Pasado el mediodía, Augusto retorna en bote a la orilla del Refugio de Vida Silvestre Laguna Saladilla, en la comunidad de Carbonera, Montecristi, un área que durante décadas ha servido como fuente de sustento para sus habitantes mediante la pesca.
El resultado de su jornada se repite desde hace varios años: media cubeta de tilapias u otros peces de valor comercial y decenas de ejemplares del «pez diablo» o «pleco» (Pterygoplichthys pardalis), una especie exótica que, de acuerdo con las autoridades, constituye uno de los principales problemas de la pesca continental en el país por la rapidez con la que se reproduce.
Aunque se desconoce exactamente cómo llegó el pez a la laguna, las autoridades aseguran que la especie fue introducida inicialmente con fines ornamentales por su capacidad para controlar el crecimiento de algas en acuarios.
Con el paso de los años, la liberación intencional o accidental de los ejemplares en diversos cuerpos de agua favoreció las poblaciones silvestres que se ven en la actualidad.
«Hace unos seis años yo sabía coger hasta seis cubetas de tilapias, ahora uno tira las redes y coge 10 cubetas de este (pez diablo) y quizás una de carpa», relata Fermín, otro pescador de la zona.
Al comparar ingresos, explica que la cubeta de tilapia (unas 22 libras) se vendía en unos 1,600 pesos, mientras que en la actualidad logran ingresos que no superan los 400 pesos.
Hasta hace casi un año, los pescadores retiraban estos ejemplares de las redes y los abandonaban en la orilla de la laguna, donde se secaban al sol. Ahora, miembros de la Asociación de Pescadores de Laguna Saladilla desarrollan un proyecto nacido de la cooperación internacional y aún experimental, para convertirlos en harina y generar una fuente complementaria de ingresos.
80 %
de los pescadores consultados por Codopesca considera que el pleco representa un problema para la actividad pesquera.
Así se produce la harina
A pocos metros del acceso a la laguna se encuentra el centro de procesamiento, instalado en antiguas viviendas de trabajadores de un acueducto. El lugar fue acondicionado y se instalaron equipos para cocer, secar y moler los peces.

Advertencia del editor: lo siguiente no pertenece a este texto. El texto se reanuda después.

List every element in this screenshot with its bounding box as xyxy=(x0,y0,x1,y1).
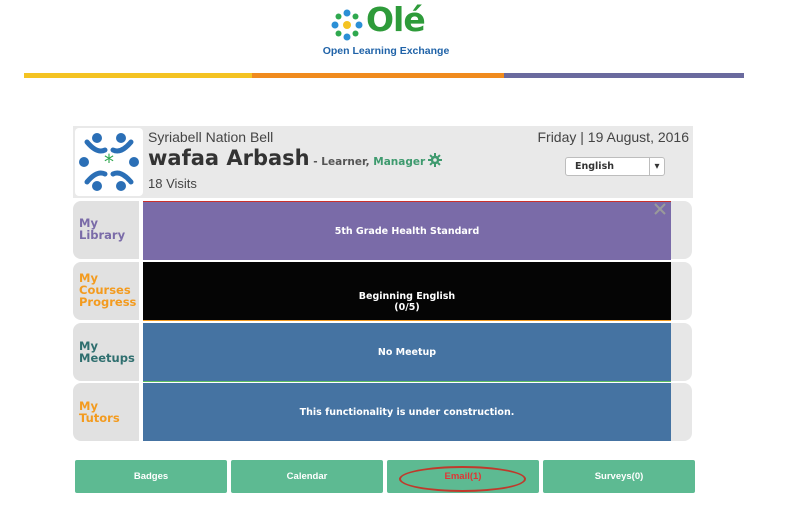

Durante sus jornadas, los pescadores separan las especies comercializables de los plecos, que depositan en sacos o cubetas. Luego, los hierven durante unos minutos para evitar que se desintegren y los colocan sobre plataformas, donde permanecen expuestos al sol durante unas 48 horas. En ese periodo deben voltearlos con regularidad para lograr un secado uniforme.

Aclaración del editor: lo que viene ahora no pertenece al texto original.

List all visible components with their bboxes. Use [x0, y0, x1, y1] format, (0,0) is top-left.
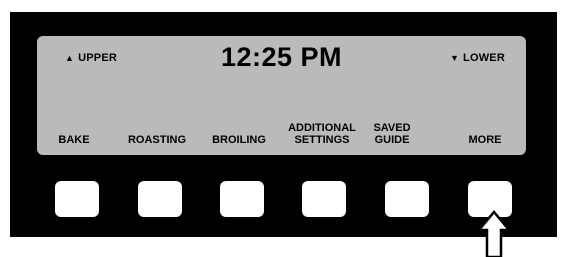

Una vez alcanzado el nivel de humedad requerido, los peces se introducen enteros en una trituradora equipada con cedazos que permiten variar el grosor de la harina. No se retiran la piel, las vísceras ni otras partes.
Unas cuatro libras de pescado producen aproximadamente una libra de harina. «Queremos aprovechar los residuos para usarlos como biol (abono orgánico líquido)», indicó Lenin Inoa, presidente de la Asociación de Pescadores de Laguna Saladilla.
Un proyecto nacido de la cooperación
La iniciativa fue ejecutada durante diez meses por la fundación italiana AVSI, con financiamiento y acompañamiento técnico de la Agencia de Cooperación Internacional del Japón (JICA). También participaron el Ministerio de Medio Ambiente, pescadores, ganaderos, agricultores, escuelas y otras instituciones.
Diana Montero, coordinadora de programas de AVSI República Dominicana, y Benigno Toribio, coordinador del proyecto en Carbonera, explicaron que el objetivo es transformar una especie considerada perjudicial en un recurso aprovechable. La harina se prueba como suplemento para el ganado y como abono orgánico para cultivos.
Los intentos de la comunidad de buscar soluciones a la proliferación de la especie no se remontan al año pasado. Inoa señaló que los pescadores habían solicitado ayuda a la JICA unos ocho años antes del inicio del proyecto para hacer frente al pez.